Proof: We find the maximum sum ending at mid for the left side, and at mid+1 for the right side. Their sum must be the maximum crossing sum because omitting any elements would break contiguity.
Divide and Conquer
Design:
- Preprocessing: Set invariant/sort.
- Base case: n = … It is clear that…
- Divide: Divide the given Data Structure in 2/4 halves/parts.
- Conquer: Some operations needed (e.g., add helper elements (like L-tile), choose pivot (like quick sort), sort/organize first, pad/normalize data (like matrix)). Ensure each subproblem has the same properties as the original. We recursed on the halves separately until we reach the base case.
- Combine: Return the value/Data Structure from recursive steps, which is what we need (do operations (compare/add/sort) if needed).
Correctness:
- Base case: (n = …) The algorithm correctly returns…
- Induction case: (n > …)
- Suppose the algorithm is correct for all Data Structures with size = k, k ≤ n.
- Let T be a Data Structure of size n+1. Since if we divide it into 2 halves, the size of the halves would be…
Greedy Algorithm
Design: Consider the following greedy algorithm. Let the people/sample be numbered 1, …, n, and let si, bi, fi denote…, first sorting by… so that we have f1 ≤ … ≤ fn. We claim that this order optimizes …(what we want to return). If needed, we could have O = {o1, o2, …, ok} here, X is the same.

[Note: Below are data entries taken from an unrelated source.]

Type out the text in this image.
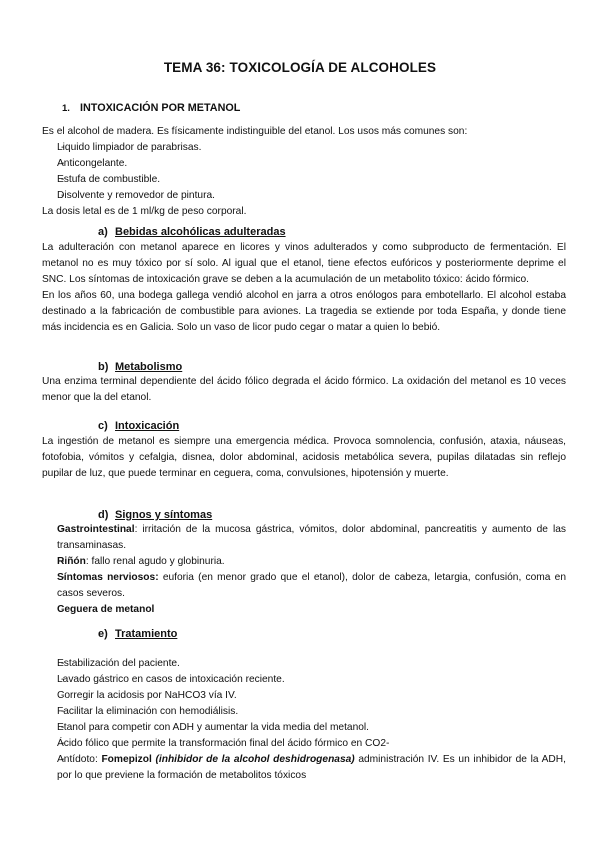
TEMA 36: TOXICOLOGÍA DE ALCOHOLES
1. INTOXICACIÓN POR METANOL
Es el alcohol de madera. Es físicamente indistinguible del etanol. Los usos más comunes son:
- Liquido limpiador de parabrisas.
- Anticongelante.
- Estufa de combustible.
- Disolvente y removedor de pintura.
La dosis letal es de 1 ml/kg de peso corporal.
a) Bebidas alcohólicas adulteradas
La adulteración con metanol aparece en licores y vinos adulterados y como subproducto de fermentación. El metanol no es muy tóxico por sí solo. Al igual que el etanol, tiene efectos eufóricos y posteriormente deprime el SNC. Los síntomas de intoxicación grave se deben a la acumulación de un metabolito tóxico: ácido fórmico.
En los años 60, una bodega gallega vendió alcohol en jarra a otros enólogos para embotellarlo. El alcohol estaba destinado a la fabricación de combustible para aviones. La tragedia se extiende por toda España, y donde tiene más incidencia es en Galicia. Solo un vaso de licor pudo cegar o matar a quien lo bebió.
b) Metabolismo
Una enzima terminal dependiente del ácido fólico degrada el ácido fórmico. La oxidación del metanol es 10 veces menor que la del etanol.
c) Intoxicación
La ingestión de metanol es siempre una emergencia médica. Provoca somnolencia, confusión, ataxia, náuseas, fotofobia, vómitos y cefalgia, disnea, dolor abdominal, acidosis metabólica severa, pupilas dilatadas sin reflejo pupilar de luz, que puede terminar en ceguera, coma, convulsiones, hipotensión y muerte.
d) Signos y síntomas
- Gastrointestinal: irritación de la mucosa gástrica, vómitos, dolor abdominal, pancreatitis y aumento de las transaminasas.
- Riñón: fallo renal agudo y globinuria.
- Síntomas nerviosos: euforia (en menor grado que el etanol), dolor de cabeza, letargia, confusión, coma en casos severos.
- Ceguera de metanol
e) Tratamiento
- Estabilización del paciente.
- Lavado gástrico en casos de intoxicación reciente.
- Corregir la acidosis por NaHCO3 vía IV.
- Facilitar la eliminación con hemodiálisis.
- Etanol para competir con ADH y aumentar la vida media del metanol.
- Ácido fólico que permite la transformación final del ácido fórmico en CO2-
- Antídoto: Fomepizol (inhibidor de la alcohol deshidrogenasa) administración IV. Es un inhibidor de la ADH, por lo que previene la formación de metabolitos tóxicos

Proof: We prove this by an exchange argument. Let X be the solution produced by the greedy algorithm, and let O be an optimal solution. If X and O are identical, then we are done. Suppose O ≠ X, then the optimal solution must contain (something different from X). Thus, we assume that X and O agree on the first r time steps but run different jobs on the (r+1)th time step.
Do the swap: No more cost/remain valid. (e.g., We will call such a pair (i, j) an inversion. Consider the solution obtained by swapping the orders of i and j. In this swapped solution, compare the time and express remain valid).
Hence, our swapped Data Structure/result does not have a greater cost time, and so it too is optimal. [Alternative: (If results in a solution with fewer costs) But this contradicts the optimality of S*. Thus, we conclude that S = S* and that greedy is optimal.] Continuing in this way, we can eliminate all inversions without increasing the completion time. At the end of this process, we will have a (what we return) produced by our algorithm, whose cost time is no greater than that of the original optimal solution we considered. Thus, the …(result) produced by our algorithm must also be optimal.
Runtime: Sorting the jobs (using e.g., mergesort) takes Θ(n log n) time. At each iteration, doing a comparison and adding to a stack takes Θ(1) time, and we do a total of n iterations. Outputting S takes Θ(n) time. Hence, the total running time is dominated by the sorting step and is Θ(n log n).